# Spot the Scam — Data Exploration

Quick EDA for raw job postings. Run from project root with the virtualenv activated.

In [None]:
import sys
from pathlib import Path
import pandas as pd
import seaborn as sns
import matplotlib.pyplot as plt

ROOT = Path.cwd()
SRC = ROOT / "src"
if str(SRC) not in sys.path:
    sys.path.insert(0, str(SRC))

In [None]:
from spot_scam.config.loader import load_config
from spot_scam.data.ingest import load_raw_dataset

config = load_config()
raw_df = load_raw_dataset(config)
raw_df.head()

## Missingness Overview

In [None]:
missing = raw_df.isna().mean().sort_values(ascending=False)
missing.head(10)

In [None]:
plt.figure(figsize=(8,4))
sns.histplot(raw_df['fraudulent'], discrete=True)
plt.title('Class distribution (raw)')

## Text Length Distribution

In [None]:
from spot_scam.data.preprocess import preprocess_dataframe

processed_df, _ = preprocess_dataframe(raw_df, config)
processed_df['text_len'] = processed_df['text_all'].str.len()

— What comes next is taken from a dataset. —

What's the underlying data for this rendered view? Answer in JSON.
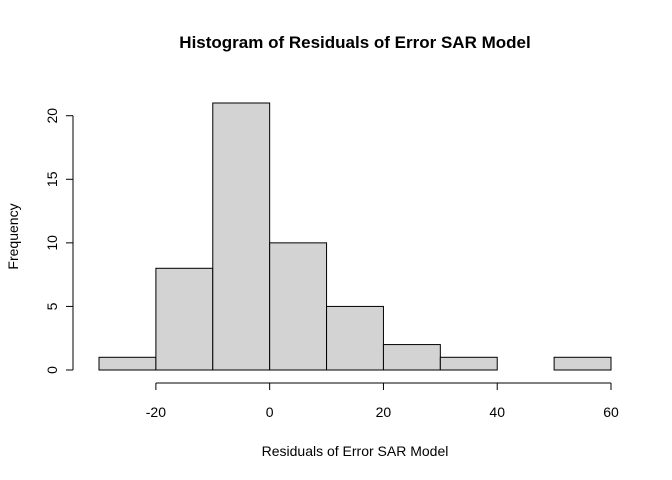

plt.figure(figsize=(10,4))
sns.histplot(processed_df, x='text_len', hue=config['data']['target_column'], bins=60, kde=False)
plt.title('Combined text length distribution')
plt.xlim(0, 5000)

## Top Terms (TF-IDF) — Preview

Reuse the vectorizer to show frequent n-grams in fraudulent postings.

In [None]:
from spot_scam.features.text import build_tfidf_vectorizer

vectorizer, _ = build_tfidf_vectorizer(config)
fraud_text = processed_df.query(f"{config['data']['target_column']} == 1")['text_all']
tfidf = vectorizer.fit_transform(fraud_text)
terms = vectorizer.get_feature_names_out()
freq = tfidf.sum(axis=0).A1
top_idx = freq.argsort()[::-1][:20]
pd.DataFrame({'term': terms[top_idx], 'tfidf_sum': freq[top_idx]})

## Duplicate Detection

Check sample of dropped duplicates (if any) to validate the checksum logic.

In [None]:
from spot_scam.data.split import create_splits

splits = create_splits(processed_df, config, persist=False)
len(processed_df), len(splits.train) + len(splits.val) + len(splits.test)

## Next Steps
- Dive deeper into industry/function slices.
- Use `experiments/tables/token_frequency_analysis.csv` for final insights.
- Hand off to modeling notebook once satisfied with the data quality.